Tournament Angler And Bream Specialist
Alex has been fishing bream tournaments in Western Australia for a number of years both as a boating angler and as a kayak competitor. He’s made regular appearances on the podium and rates Albany as one of his favourite Western Australian bream fishing destinations.
Alex’s Top Bream Fishing Tips
- There are two river systems and one estuary in Albany, providing a great diversity of different habitats and structure to fish for bream from flats to rock walls, timber, seagrass and more.
- Albany bream fishing is a year-round fishing opportunity, although fish tend to head into the deeper parts of the estuary and school up in the late winter in preparation for spawning.
- Alex likes the bigger tides and reckons it’s best when there’s some run in the water, particularly fishing around bridges. On the higher limbs of the tide it’s best to fish the flats and the margins, while on the lower tides it’s better to pay attention to the deeper areas and dropoff.
- Wind is your friend when you’re fishing for bream in most parts of Australia, and Albany is no exception. Perfect bream fishing conditions for Alex means 15-20 knot southerly winds, overcast skies, big tides for the area (0.9-1.2m) and a high tide. But fish can bite under any conditions.
Alex’s Preferred Bream Fishing Tackle
- Alex uses custom 6”10 to 7’2” 1-3kg or 2-4kg spin rods with 1000-2000 size reels loaded with 6-10lb braid and 4-6lb fluorocarbon leaders. He likes faster taper rods for casting soft plastics but likes a softer tipped rod for fishing crankbaits and other hard bodied lures.

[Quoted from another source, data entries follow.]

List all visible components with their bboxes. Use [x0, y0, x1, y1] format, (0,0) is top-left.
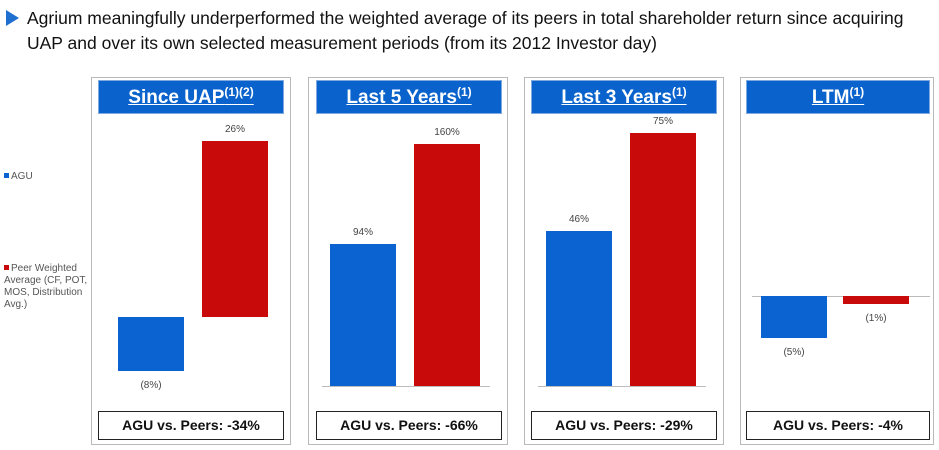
legend-agu: AGU [4, 171, 33, 183]
summary-since-uap: AGU vs. Peers: -34% [98, 411, 284, 440]
legend-agu-swatch [4, 173, 9, 178]
bar-ltm-peer [843, 296, 909, 305]
header-ltm: LTM(1) [746, 80, 930, 114]
value-label-last-5-years-agu: 94% [352, 227, 373, 239]
axis-baseline-last-3-years [538, 386, 706, 387]
value-label-since-uap-peer: 26% [224, 123, 245, 135]
value-label-last-5-years-peer: 160% [434, 127, 460, 139]
panel-last-3-years [524, 77, 724, 445]
legend-peer-swatch [4, 265, 9, 270]
summary-last-3-years: AGU vs. Peers: -29% [531, 411, 717, 440]
legend-peer: Peer Weighted Average (CF, POT, MOS, Dis… [4, 263, 94, 311]
header-last-5-years-title: Last 5 Years [346, 87, 457, 108]
header-since-uap-footnote: (1)(2) [224, 85, 254, 99]
header-since-uap-title: Since UAP [128, 87, 225, 108]
headline-text: Agrium meaningfully underperformed the w… [27, 8, 904, 53]
headline: Agrium meaningfully underperformed the w… [6, 6, 931, 56]
header-last-3-years-footnote: (1) [671, 85, 687, 99]
axis-baseline-last-5-years [322, 386, 490, 387]
panel-last-5-years [308, 77, 508, 445]
summary-last-5-years: AGU vs. Peers: -66% [316, 411, 502, 440]
bar-last-3-years-agu [546, 230, 612, 386]
bullet-arrow-icon [6, 10, 19, 26]
value-label-last-3-years-agu: 46% [568, 213, 589, 225]
header-last-3-years-title: Last 3 Years [561, 87, 672, 108]
bar-last-3-years-peer [630, 132, 696, 386]
header-since-uap: Since UAP(1)(2) [98, 80, 284, 114]
header-last-3-years: Last 3 Years(1) [531, 80, 717, 114]
header-last-5-years: Last 5 Years(1) [316, 80, 502, 114]
header-last-5-years-footnote: (1) [456, 85, 472, 99]
value-label-last-3-years-peer: 75% [652, 115, 673, 127]
bar-last-5-years-peer [414, 144, 480, 386]
header-ltm-footnote: (1) [849, 85, 865, 99]
value-label-ltm-agu: (5%) [783, 347, 805, 358]
bar-last-5-years-agu [330, 244, 396, 386]
bar-ltm-agu [761, 296, 827, 338]
bar-since-uap-peer [202, 140, 268, 317]
summary-ltm: AGU vs. Peers: -4% [746, 411, 930, 440]
panel-since-uap [91, 77, 291, 445]
bar-since-uap-agu [118, 317, 184, 372]
legend-agu-label: AGU [11, 171, 33, 182]
axis-baseline-ltm [752, 296, 930, 297]
value-label-since-uap-agu: (8%) [140, 380, 162, 392]
legend-peer-label: Peer Weighted Average (CF, POT, MOS, Dis… [4, 263, 88, 310]
panel-ltm [740, 77, 934, 445]
value-label-ltm-peer: (1%) [865, 313, 887, 325]
header-ltm-title: LTM [811, 87, 850, 108]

Alex’s Bream Fishing Lures
- The Z-Man 2.5” grub in motor oil or bloodworm colour is a great lure for Albany bream fishing. Alex fishes these on 1/12 to 1/16 oz jig heads. These lures are very versatile and can be hopped across the bottom, cast tight to structure and allowed to sink before being worked back out or even slow rolled across flats or above grass.
- Berkley Powerbait 2” Bulky Hawg is a great imitation of the unique crustaceans on which fish feed in the Albany systems but has been discontinued by the manufacturer. Alex recommends checking out how the natural animal moves and mimicking their behaviour. Slow rolling or retrieves with minimal action aren’t very productive with this lure.
- The Cranka Crab is a staple in many bream fishing tackle boxes and works as well around Albany as it does other locations. Alex casts it into cover around snags, bridges, pylons etc and allows it to waft around until it hits bottom. He then retrieves the lure and makes another cast. On flats and open bottom it can work to slowly drag the lure along.
- Cranka Vibes are a great addition to the kit during the winter months. They can be worked in various ways using various different retrieves but the clatter seems to attract fish from a long way. Alex reckons it’s worth varying the retrieve from subtle hops to wildly erratic until you discover what works on the day, then repeat.